After step 7 (revoke), the old token is dead. Generate a fresh new token — be aware of the bootstrap problem if no other working token exists.

Vendor doc references

Machine identities: https://infisical.com/docs/documentation/platform/identities/machine-identities
Service tokens (deprecated): https://infisical.com/docs/documentation/platform/identities/service-token
Token Auth method: https://infisical.com/docs/documentation/platform/identities/token-auth
Vault host: https://vault.raxx.app/

Known gotchas

Service tokens are deprecated.

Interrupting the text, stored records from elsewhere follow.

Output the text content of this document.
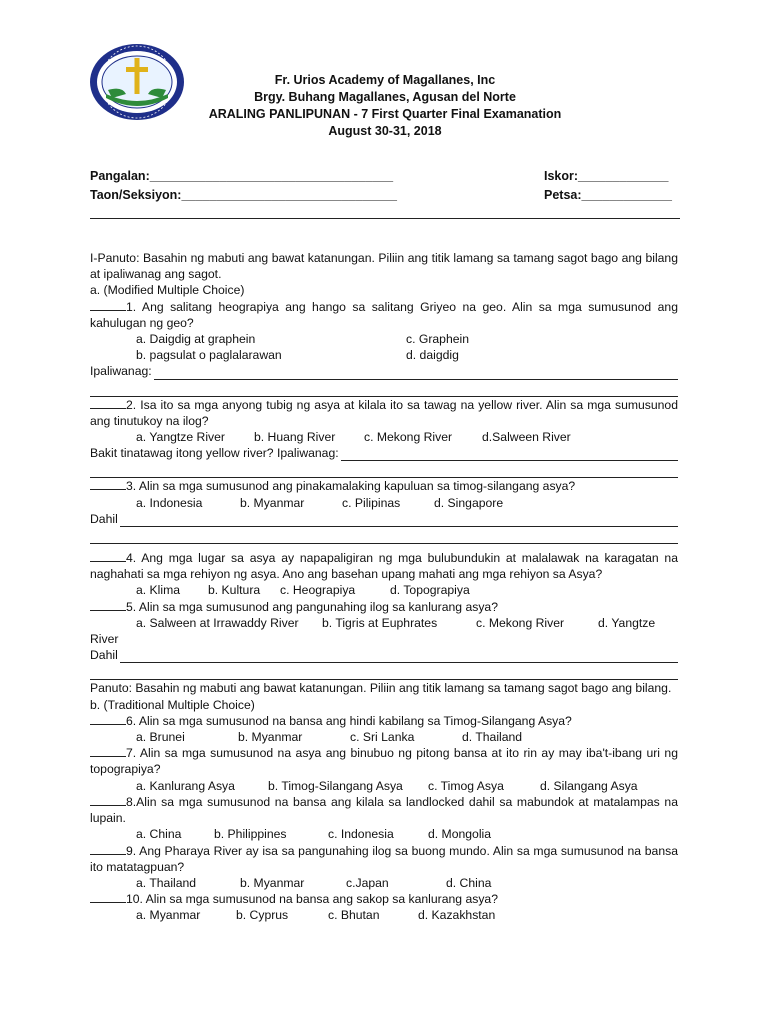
Fr. Urios Academy of Magallanes, Inc
Brgy. Buhang Magallanes, Agusan del Norte
ARALING PANLIPUNAN - 7 First Quarter Final Examanation
August 30-31, 2018
Pangalan:___________________________________	Iskor:_____________
Taon/Seksiyon:_______________________________	Petsa:_____________

I-Panuto: Basahin ng mabuti ang bawat katanungan. Piliin ang titik lamang sa tamang sagot bago ang bilang at ipaliwanag ang sagot.

a. (Modified Multiple Choice)

1. Ang salitang heograpiya ang hango sa salitang Griyeo na geo. Alin sa mga sumusunod ang kahulugan ng geo?

a. Daigdig at graphein	c. Graphein
b. pagsulat o paglalarawan	d. daigdig
Ipaliwanag:

2. Isa ito sa mga anyong tubig ng asya at kilala ito sa tawag na yellow river. Alin sa mga sumusunod ang tinutukoy na ilog?

a. Yangtze River	b. Huang River	c. Mekong River	d.Salween River
Bakit tinatawag itong yellow river? Ipaliwanag:

3. Alin sa mga sumusunod ang pinakamalaking kapuluan sa timog-silangang asya?

a. Indonesia	b. Myanmar	c. Pilipinas	d. Singapore
Dahil

4. Ang mga lugar sa asya ay napapaligiran ng mga bulubundukin at malalawak na karagatan na naghahati sa mga rehiyon ng asya. Ano ang basehan upang mahati ang mga rehiyon sa Asya?

a. Klima	b. Kultura	c. Heograpiya	d. Topograpiya

5. Alin sa mga sumusunod ang pangunahing ilog sa kanlurang asya?

a. Salween at Irrawaddy River	b. Tigris at Euphrates	c. Mekong River	d. Yangtze

River

Dahil

Panuto: Basahin ng mabuti ang bawat katanungan. Piliin ang titik lamang sa tamang sagot bago ang bilang.

b. (Traditional Multiple Choice)

6. Alin sa mga sumusunod na bansa ang hindi kabilang sa Timog-Silangang Asya?

a. Brunei	b. Myanmar	c. Sri Lanka	d. Thailand

7. Alin sa mga sumusunod na asya ang binubuo ng pitong bansa at ito rin ay may iba't-ibang uri ng topograpiya?

a. Kanlurang Asya	b. Timog-Silangang Asya	c. Timog Asya	d. Silangang Asya

8.Alin sa mga sumusunod na bansa ang kilala sa landlocked dahil sa mabundok at matalampas na lupain.

a. China	b. Philippines	c. Indonesia	d. Mongolia

9. Ang Pharaya River ay isa sa pangunahing ilog sa buong mundo. Alin sa mga sumusunod na bansa ito matatagpuan?

a. Thailand	b. Myanmar	c.Japan	d. China

10. Alin sa mga sumusunod na bansa ang sakop sa kanlurang asya?

a. Myanmar	b. Cyprus	c. Bhutan	d. Kazakhstan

Migrate to machine identities on next rotation. Track in routing matrix.
Bootstrap problem. The Infisical token is the master key for fetching other secrets. If lost, operator recovers via the Infisical UI directly (using SSO login, not a token). Always keep at least one token in a separate secret store (1Password, OS keychain) for break-glass recovery.
TTL is configurable on machine identities. Set explicitly; don't rely on default. 90 days matches our cadence.
Multiple tokens per machine identity are supported — overlap during rotation is easy.
Vault host availability matters. If vault.raxx.app is down, rotation cannot proceed. Coordinate with vault host runbook (docs/ops/runbooks/vault.md — to be created if absent) before scheduling.
The Infisical CLI itself caches credentials. After rotating, run infisical login (or unset INFISICAL_TOKEN) to ensure fresh auth on operator workstation.
Machine identities support multiple auth methods (Token, OIDC, AWS IAM, etc.). Token Auth is the simplest replacement for legacy service tokens; consider OIDC/IAM for cloud-native consumers in a future migration.